Alport syndrome occurs in approximately 1 in 50,000 newborns. The diagnosis is usually made after kidney biopsy and from the eye and hearing changes.
Almost all affected individuals have blood in their urine (hematuria), which indicates abnormal functioning of the kidneys. Many people with Alport syndrome also develop high levels of protein in their urine (proteinuria).
Hearing loss, which is caused by abnormalities of the inner ear, during late childhood or early adolescence, is very common.
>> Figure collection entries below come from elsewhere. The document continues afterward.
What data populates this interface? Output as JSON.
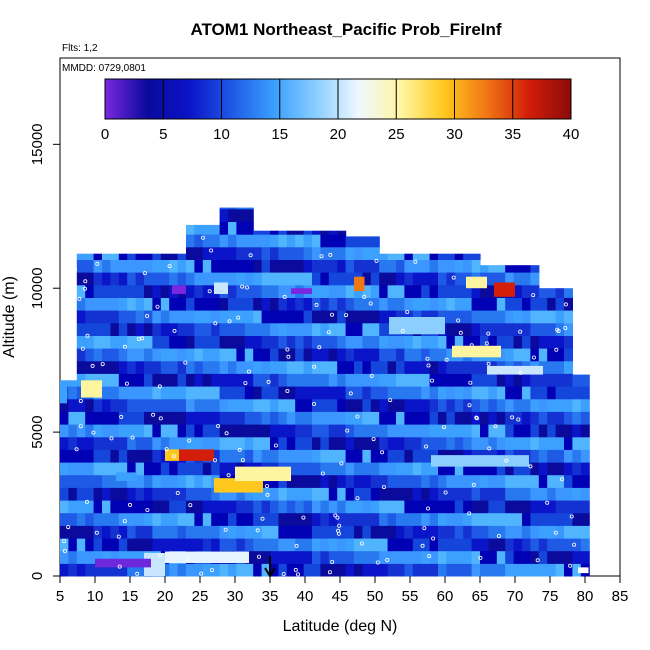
{
  "chart_data": {
    "type": "heatmap",
    "title": "ATOM1 Northeast_Pacific Prob_FireInf",
    "flights_label": "Flts: 1,2",
    "dates_label": "MMDD: 0729,0801",
    "xlabel": "Latitude (deg N)",
    "ylabel": "Altitude (m)",
    "xlim": [
      5,
      85
    ],
    "ylim": [
      0,
      18000
    ],
    "x_ticks": [
      "5",
      "10",
      "15",
      "20",
      "25",
      "30",
      "35",
      "40",
      "45",
      "50",
      "55",
      "60",
      "65",
      "70",
      "75",
      "80",
      "85"
    ],
    "y_ticks": [
      "0",
      "5000",
      "10000",
      "15000"
    ],
    "colorbar": {
      "range": [
        0,
        40
      ],
      "ticks": [
        "0",
        "5",
        "10",
        "15",
        "20",
        "25",
        "30",
        "35",
        "40"
      ],
      "colors": [
        "#7a28e0",
        "#0a0a9c",
        "#0a14c8",
        "#1e5ae6",
        "#3ca0ff",
        "#8ccfff",
        "#f0f8ff",
        "#fff5a0",
        "#ffc81e",
        "#f07814",
        "#d21e0a",
        "#8c0a0a"
      ]
    },
    "arrow_marker": {
      "latitude": 35,
      "altitude": 0
    },
    "colors": {
      "low": "#1040dc",
      "deep": "#0a0a9c",
      "mid": "#3ca0ff",
      "high": "#d21e0a"
    },
    "grid": false
  }
}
Anterior lenticonus is an abnormality in the shape of the lens of the eye and affects about 15% to 20% of patients. People with anterior lenticonus may have a slow progressive deterioration of vision requiring patients to change the prescription of their glasses frequently. This condition may also lead to cataract formation. Some people with Alport Syndrome have abnormal pigment of the retina called dot-and-fleck retinopathy, but this does not result in any abnormalities of vision. Recurrent corneal erosion is another eye problem that can occur in people with Alport Syndrome. Treatment of anterior lenticonus, the principal ocular abnormality, by lensectomy and intraocular lens insertion is recommended.